European Centre for Medium-Range Weather Forecasts Raises 2026 El Niño Intensity Forecast to 100%
The 2026 el niño intensity forecast changed sharply in May when the European Centre for Medium-Range Weather Forecasts raised the odds of a super El Niño to 100% by November. The model now points to the strongest El Niño ever likely forming as Atlantic hurricane season begins on June 1 and Eastern Pacific season starts May 15.
ECMWF May forecast
The European Centre for Medium-Range Weather Forecasts issued its May long-range forecast model after March data had shown only about a 55% chance of reaching the Super El Niño threshold by September. The newer run extends the signal into late season, giving forecasters a firmer read on how ocean temperatures could shape storm tracks, rainfall, and seasonal activity across the Atlantic basin.

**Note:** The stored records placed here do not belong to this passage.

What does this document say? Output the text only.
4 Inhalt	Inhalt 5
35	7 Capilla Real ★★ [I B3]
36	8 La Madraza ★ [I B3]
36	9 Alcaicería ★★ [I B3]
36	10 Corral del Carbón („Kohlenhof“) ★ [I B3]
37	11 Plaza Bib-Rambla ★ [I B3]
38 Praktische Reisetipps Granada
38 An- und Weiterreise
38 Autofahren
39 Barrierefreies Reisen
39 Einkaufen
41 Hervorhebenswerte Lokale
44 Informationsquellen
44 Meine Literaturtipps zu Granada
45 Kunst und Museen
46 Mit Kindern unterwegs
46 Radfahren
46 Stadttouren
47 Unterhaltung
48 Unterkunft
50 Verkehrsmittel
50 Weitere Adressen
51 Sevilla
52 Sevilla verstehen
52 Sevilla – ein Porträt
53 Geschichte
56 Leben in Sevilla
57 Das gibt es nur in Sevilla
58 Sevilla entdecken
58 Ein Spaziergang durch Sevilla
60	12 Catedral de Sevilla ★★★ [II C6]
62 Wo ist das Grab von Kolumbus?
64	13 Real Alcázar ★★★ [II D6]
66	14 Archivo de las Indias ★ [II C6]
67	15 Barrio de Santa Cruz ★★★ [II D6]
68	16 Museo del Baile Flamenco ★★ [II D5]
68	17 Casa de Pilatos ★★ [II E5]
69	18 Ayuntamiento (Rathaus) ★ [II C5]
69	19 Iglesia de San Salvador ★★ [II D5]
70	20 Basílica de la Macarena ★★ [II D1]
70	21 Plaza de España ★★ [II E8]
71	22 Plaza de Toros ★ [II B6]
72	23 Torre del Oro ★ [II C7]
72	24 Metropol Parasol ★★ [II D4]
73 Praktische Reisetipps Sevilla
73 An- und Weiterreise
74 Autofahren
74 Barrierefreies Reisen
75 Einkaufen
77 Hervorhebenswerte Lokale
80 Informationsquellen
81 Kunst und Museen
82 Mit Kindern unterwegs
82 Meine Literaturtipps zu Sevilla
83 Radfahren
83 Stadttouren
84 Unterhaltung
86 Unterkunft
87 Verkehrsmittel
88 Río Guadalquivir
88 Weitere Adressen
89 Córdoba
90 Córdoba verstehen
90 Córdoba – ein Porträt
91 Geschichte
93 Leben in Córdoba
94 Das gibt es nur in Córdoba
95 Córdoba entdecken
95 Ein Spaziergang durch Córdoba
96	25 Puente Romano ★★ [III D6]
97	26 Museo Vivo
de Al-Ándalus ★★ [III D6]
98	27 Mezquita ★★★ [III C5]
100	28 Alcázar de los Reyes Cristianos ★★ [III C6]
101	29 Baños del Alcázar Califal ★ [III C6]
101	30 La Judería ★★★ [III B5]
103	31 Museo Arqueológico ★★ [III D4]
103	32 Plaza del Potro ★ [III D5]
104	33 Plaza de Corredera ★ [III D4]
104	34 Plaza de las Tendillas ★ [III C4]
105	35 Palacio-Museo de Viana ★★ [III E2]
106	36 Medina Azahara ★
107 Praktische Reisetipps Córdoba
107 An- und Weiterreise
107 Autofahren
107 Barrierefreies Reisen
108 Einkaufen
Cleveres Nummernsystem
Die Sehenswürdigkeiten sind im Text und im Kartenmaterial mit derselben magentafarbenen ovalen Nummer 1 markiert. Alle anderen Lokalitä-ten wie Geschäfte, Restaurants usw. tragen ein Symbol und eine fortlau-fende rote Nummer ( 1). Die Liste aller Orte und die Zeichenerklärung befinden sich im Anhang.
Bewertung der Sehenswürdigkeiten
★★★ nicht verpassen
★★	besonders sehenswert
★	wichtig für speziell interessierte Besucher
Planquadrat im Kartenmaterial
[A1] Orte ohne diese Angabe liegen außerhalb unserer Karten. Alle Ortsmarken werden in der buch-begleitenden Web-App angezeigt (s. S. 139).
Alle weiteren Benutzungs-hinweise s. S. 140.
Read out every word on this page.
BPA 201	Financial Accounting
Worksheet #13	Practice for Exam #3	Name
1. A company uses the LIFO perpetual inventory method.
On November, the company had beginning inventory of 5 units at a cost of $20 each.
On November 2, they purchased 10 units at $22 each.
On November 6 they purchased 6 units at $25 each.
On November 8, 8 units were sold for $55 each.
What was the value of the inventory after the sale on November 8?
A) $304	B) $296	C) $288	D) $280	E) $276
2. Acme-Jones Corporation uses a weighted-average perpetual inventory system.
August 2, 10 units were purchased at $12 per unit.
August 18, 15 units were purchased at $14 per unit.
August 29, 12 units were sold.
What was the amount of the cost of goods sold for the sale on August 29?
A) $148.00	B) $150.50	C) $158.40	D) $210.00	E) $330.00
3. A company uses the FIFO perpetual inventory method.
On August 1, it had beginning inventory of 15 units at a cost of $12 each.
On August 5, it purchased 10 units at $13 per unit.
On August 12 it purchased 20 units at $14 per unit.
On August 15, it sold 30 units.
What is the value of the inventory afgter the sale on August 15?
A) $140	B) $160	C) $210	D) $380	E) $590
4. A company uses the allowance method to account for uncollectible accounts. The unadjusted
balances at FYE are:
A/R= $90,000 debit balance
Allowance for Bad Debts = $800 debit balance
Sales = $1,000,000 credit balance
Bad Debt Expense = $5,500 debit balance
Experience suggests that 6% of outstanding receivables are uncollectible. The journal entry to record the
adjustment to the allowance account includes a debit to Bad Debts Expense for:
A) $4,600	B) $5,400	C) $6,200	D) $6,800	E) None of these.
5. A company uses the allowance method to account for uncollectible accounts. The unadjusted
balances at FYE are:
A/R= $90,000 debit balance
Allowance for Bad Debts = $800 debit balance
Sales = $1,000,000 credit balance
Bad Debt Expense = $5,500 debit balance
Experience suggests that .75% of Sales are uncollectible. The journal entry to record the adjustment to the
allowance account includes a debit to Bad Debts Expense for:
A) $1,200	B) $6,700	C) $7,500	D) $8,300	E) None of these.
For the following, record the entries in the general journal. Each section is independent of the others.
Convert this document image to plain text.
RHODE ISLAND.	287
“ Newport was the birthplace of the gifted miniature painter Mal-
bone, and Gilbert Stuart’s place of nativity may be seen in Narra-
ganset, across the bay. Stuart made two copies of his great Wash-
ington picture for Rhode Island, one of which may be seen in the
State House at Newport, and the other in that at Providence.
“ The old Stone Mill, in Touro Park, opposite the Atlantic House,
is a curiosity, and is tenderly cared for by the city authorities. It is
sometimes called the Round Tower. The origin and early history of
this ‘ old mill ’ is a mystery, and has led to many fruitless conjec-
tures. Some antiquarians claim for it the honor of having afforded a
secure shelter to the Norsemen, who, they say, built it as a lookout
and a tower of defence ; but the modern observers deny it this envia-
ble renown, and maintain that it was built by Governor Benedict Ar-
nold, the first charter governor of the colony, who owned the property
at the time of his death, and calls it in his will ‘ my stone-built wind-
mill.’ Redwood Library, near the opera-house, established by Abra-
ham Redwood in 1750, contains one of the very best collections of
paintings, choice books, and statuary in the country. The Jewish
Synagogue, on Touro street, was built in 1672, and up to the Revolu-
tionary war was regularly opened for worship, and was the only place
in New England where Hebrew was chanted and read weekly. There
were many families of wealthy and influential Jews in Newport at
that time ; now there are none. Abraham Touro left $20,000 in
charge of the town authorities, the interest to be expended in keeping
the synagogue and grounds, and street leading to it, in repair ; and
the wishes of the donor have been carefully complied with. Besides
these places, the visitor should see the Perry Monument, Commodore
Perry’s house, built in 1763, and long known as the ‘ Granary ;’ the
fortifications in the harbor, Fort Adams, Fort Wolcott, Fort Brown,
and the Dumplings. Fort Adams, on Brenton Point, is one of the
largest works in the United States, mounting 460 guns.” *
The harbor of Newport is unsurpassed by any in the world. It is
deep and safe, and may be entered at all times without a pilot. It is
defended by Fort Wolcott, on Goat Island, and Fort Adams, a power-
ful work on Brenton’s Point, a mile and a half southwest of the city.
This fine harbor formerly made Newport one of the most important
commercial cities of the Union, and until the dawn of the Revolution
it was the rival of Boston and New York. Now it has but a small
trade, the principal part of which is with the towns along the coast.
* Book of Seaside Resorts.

The latest long-range European forecast also calls for 13 named storms and 6 hurricanes. The average season has 14 named storms and 7 hurricanes, according to the FOX Forecast Center, so the headline number does not signal a quiet Atlantic season even with the El Niño pattern building.
Atlantic hurricane season
A strong El Niño typically means suppressed hurricane activity in the Atlantic and increased activity in the Eastern Pacific. In this forecast, the European Centre for Medium-Range Weather Forecasts shows Atlantic water temperatures rising to above average for most of the season, while below-average tropical activity covers most of the Atlantic Main Development Region.
Near the U.S. Mainland, the ECMWF shows near-normal activity and above-average precipitation in the northern Gulf. The same forecast points to above-average rain across the South, which matters for readers tracking seasonal rainfall rather than only storm counts.
Eastern Pacific and the South
The Eastern Pacific opens first on May 15, before Atlantic season begins on June 1, and the forecast arrives in that window. The winter months are expected to be beneficial for the Southeast, which is deep in drought, according to the FOX Forecast Center.
The friction point in the forecast is straightforward: El Niño can trim Atlantic storm odds without removing risk from the season, and the same pattern can tilt rainfall toward the southern United States later in the year. For coastal communities, inland readers, and drought-hit parts of the Southeast, the May model is not a finished answer but a stronger signal about where the season may lean and when the next shift in conditions could arrive.